5. Job didn’t allow sinful talk to come out of his mouth (Job 2:10).
a. During times of testing we must be very careful what we allow to come out of our mouths because our words can control the direction of our hearts and minds (James 3:1-6).
6. Job’s commitment to God transcended his physical life and the things of this world (Job 13:15).
a. Like Paul, he lived the crucified life (Galatians 2:20).
b. Many, like those spoken about in the parable of the sower and the seed (Mark 4), backslide because of the cares of this world, desires of this world and the lust for money and material things.
7. Job maintained his faith and ultimate hope in God to redeem and resurrect him on the last day (Job 19:25-27).
a. In spite of his emotional pain, his belief in the basic tenets of the faith remained unshaken.
8. Job didn’t allow the negative words of his friends to confuse and condemn him (Job 16:2-5).
9. Job heard the voice of the Lord “out of the storm” (Job 38:1).
a.

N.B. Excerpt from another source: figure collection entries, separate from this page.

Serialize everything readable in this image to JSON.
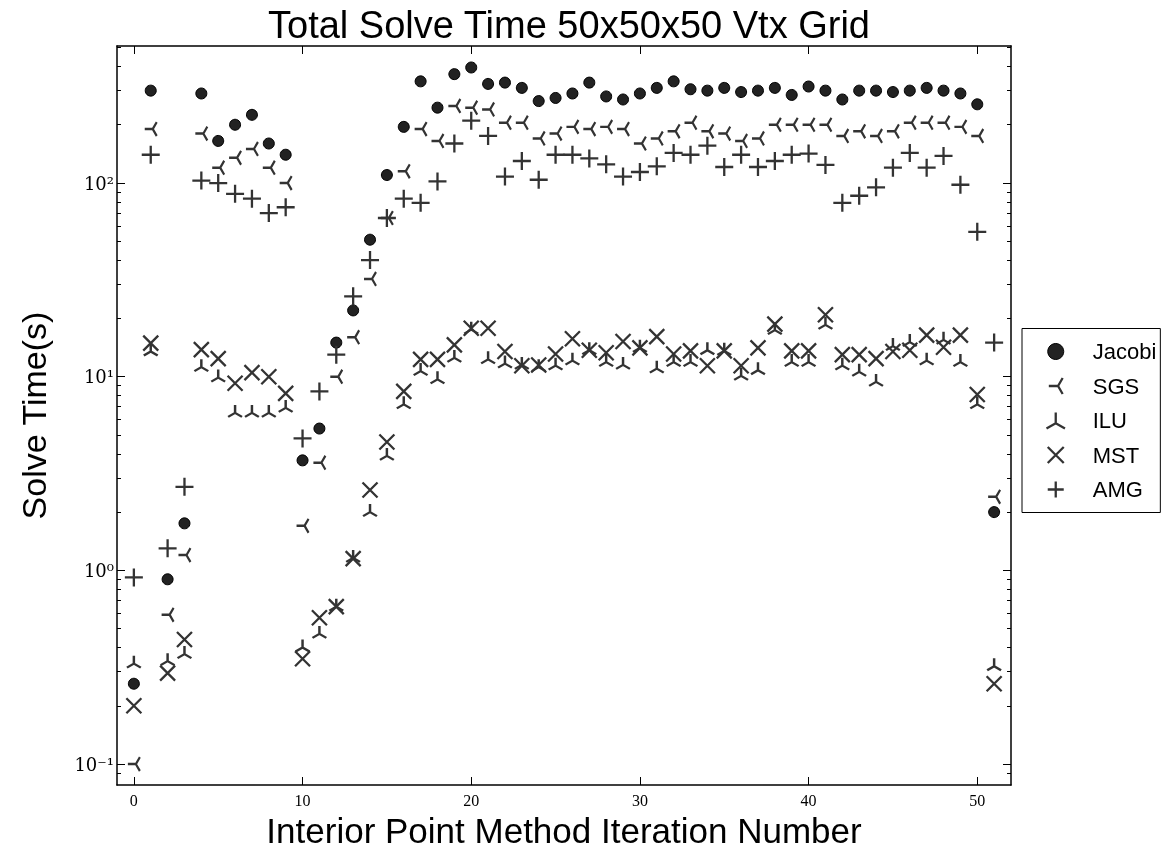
{
  "chart_data": {
    "type": "scatter",
    "title": "Total Solve Time 50x50x50 Vtx Grid",
    "xlabel": "Interior Point Method Iteration Number",
    "ylabel": "Solve Time(s)",
    "x": [
      0,
      1,
      2,
      3,
      4,
      5,
      6,
      7,
      8,
      9,
      10,
      11,
      12,
      13,
      14,
      15,
      16,
      17,
      18,
      19,
      20,
      21,
      22,
      23,
      24,
      25,
      26,
      27,
      28,
      29,
      30,
      31,
      32,
      33,
      34,
      35,
      36,
      37,
      38,
      39,
      40,
      41,
      42,
      43,
      44,
      45,
      46,
      47,
      48,
      49,
      50,
      51
    ],
    "series": [
      {
        "name": "Jacobi",
        "color": "#222222",
        "marker": "circle",
        "values": [
          0.26,
          300,
          0.9,
          1.75,
          290,
          165,
          200,
          225,
          160,
          140,
          3.7,
          5.4,
          15,
          22,
          51,
          110,
          195,
          335,
          245,
          365,
          395,
          325,
          330,
          310,
          265,
          275,
          290,
          330,
          280,
          270,
          290,
          310,
          335,
          305,
          300,
          310,
          295,
          300,
          310,
          285,
          315,
          300,
          270,
          300,
          300,
          295,
          300,
          310,
          300,
          290,
          255,
          2.0
        ]
      },
      {
        "name": "SGS",
        "color": "#333333",
        "marker": "cross",
        "values": [
          0.1,
          190,
          0.59,
          1.2,
          180,
          120,
          135,
          150,
          120,
          100,
          1.7,
          3.6,
          10,
          16,
          32,
          66,
          115,
          190,
          165,
          250,
          245,
          240,
          205,
          205,
          170,
          180,
          195,
          190,
          195,
          190,
          160,
          170,
          185,
          205,
          185,
          180,
          165,
          170,
          200,
          200,
          200,
          200,
          175,
          185,
          175,
          185,
          205,
          205,
          205,
          195,
          175,
          2.4
        ]
      },
      {
        "name": "ILU",
        "color": "#333333",
        "marker": "cross",
        "values": [
          0.33,
          13.5,
          0.34,
          0.37,
          11.2,
          9.9,
          6.5,
          6.5,
          6.5,
          6.9,
          0.4,
          0.47,
          0.65,
          1.16,
          2.0,
          3.9,
          7.2,
          10.7,
          9.7,
          12.5,
          17.5,
          12.3,
          11.7,
          11.5,
          11.2,
          11.4,
          12.1,
          13.7,
          11.9,
          11.5,
          14.1,
          11.0,
          11.9,
          11.9,
          13.7,
          13.6,
          10.1,
          10.8,
          17.4,
          11.9,
          11.9,
          18.5,
          11.4,
          10.6,
          9.4,
          14.4,
          15.1,
          12.1,
          15.5,
          11.9,
          7.2,
          0.32
        ]
      },
      {
        "name": "MST",
        "color": "#333333",
        "marker": "cross",
        "values": [
          0.2,
          14.9,
          0.295,
          0.44,
          13.8,
          12.4,
          9.25,
          10.5,
          10.0,
          8.2,
          0.35,
          0.57,
          0.65,
          1.15,
          2.6,
          4.6,
          8.4,
          12.3,
          12.3,
          14.6,
          17.8,
          17.8,
          13.5,
          11.4,
          11.5,
          13.1,
          15.7,
          13.7,
          13.3,
          15.2,
          14.1,
          16.1,
          13.1,
          13.6,
          11.4,
          13.6,
          11.4,
          14.1,
          18.7,
          13.6,
          13.6,
          20.9,
          13.0,
          13.0,
          12.4,
          13.5,
          13.7,
          16.4,
          14.2,
          16.4,
          8.1,
          0.26
        ]
      },
      {
        "name": "AMG",
        "color": "#333333",
        "marker": "cross",
        "values": [
          0.92,
          140,
          1.3,
          2.7,
          103,
          100,
          88,
          83,
          70,
          75,
          4.8,
          8.4,
          13,
          26,
          40,
          66,
          83,
          79,
          102,
          160,
          210,
          175,
          108,
          130,
          104,
          140,
          140,
          134,
          125,
          108,
          114,
          122,
          143,
          140,
          156,
          121,
          140,
          121,
          130,
          140,
          142,
          124,
          79,
          86,
          95,
          120,
          143,
          120,
          138,
          98,
          56,
          15
        ]
      }
    ],
    "xlim": [
      -1,
      52
    ],
    "xticks": [
      0,
      10,
      20,
      30,
      40,
      50
    ],
    "ylim": [
      0.078,
      510
    ],
    "yticks": [
      {
        "value": 0.09,
        "label": null
      },
      {
        "value": 0.1,
        "label": "10⁻¹"
      },
      {
        "value": 0.2,
        "label": null
      },
      {
        "value": 0.3,
        "label": null
      },
      {
        "value": 0.4,
        "label": null
      },
      {
        "value": 0.5,
        "label": null
      },
      {
        "value": 0.6,
        "label": null
      },
      {
        "value": 0.7,
        "label": null
      },
      {
        "value": 0.8,
        "label": null
      },
      {
        "value": 0.9,
        "label": null
      },
      {
        "value": 1,
        "label": "10⁰"
      },
      {
        "value": 2,
        "label": null
      },
      {
        "value": 3,
        "label": null
      },
      {
        "value": 4,
        "label": null
      },
      {
        "value": 5,
        "label": null
      },
      {
        "value": 6,
        "label": null
      },
      {
        "value": 7,
        "label": null
      },
      {
        "value": 8,
        "label": null
      },
      {
        "value": 9,
        "label": null
      },
      {
        "value": 10,
        "label": "10¹"
      },
      {
        "value": 20,
        "label": null
      },
      {
        "value": 30,
        "label": null
      },
      {
        "value": 40,
        "label": null
      },
      {
        "value": 50,
        "label": null
      },
      {
        "value": 60,
        "label": null
      },
      {
        "value": 70,
        "label": null
      },
      {
        "value": 80,
        "label": null
      },
      {
        "value": 90,
        "label": null
      },
      {
        "value": 100,
        "label": "10²"
      },
      {
        "value": 200,
        "label": null
      },
      {
        "value": 300,
        "label": null
      },
      {
        "value": 400,
        "label": null
      },
      {
        "value": 500,
        "label": null
      }
    ],
    "log": true,
    "grid": false,
    "legend": "right"
  }
}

The storms in life are God’s way of showing us who we really are and what our true goals should be.
b. The storms in life provide a great opportunity to refocus your life and mission.
c. The storms in life are a great opportunity to allow God to speak to us.
10. Job stood up like a man (Job 40:7).
a. Even when tragedy strikes, men are called to continue to function in their role as leaders of their families and communities.
11. Job submitted himself to the wisdom of God’s sovereignty (Job 42:2).
a. Although God promises divine health, wealth, and an abundant life (1 Peter 2:24; John 10:10) there are times when things contrary to this happen and we must trust in God’s ultimate wisdom for allowing it.
b. In many instances, God allows certain things because of hidden sins, unbelief in His power, and numerous other issues that allow an open door to the enemy in our lives and families.
12. Job didn’t hold resentment against disloyal people around him and even prayed for them (Job 42:10).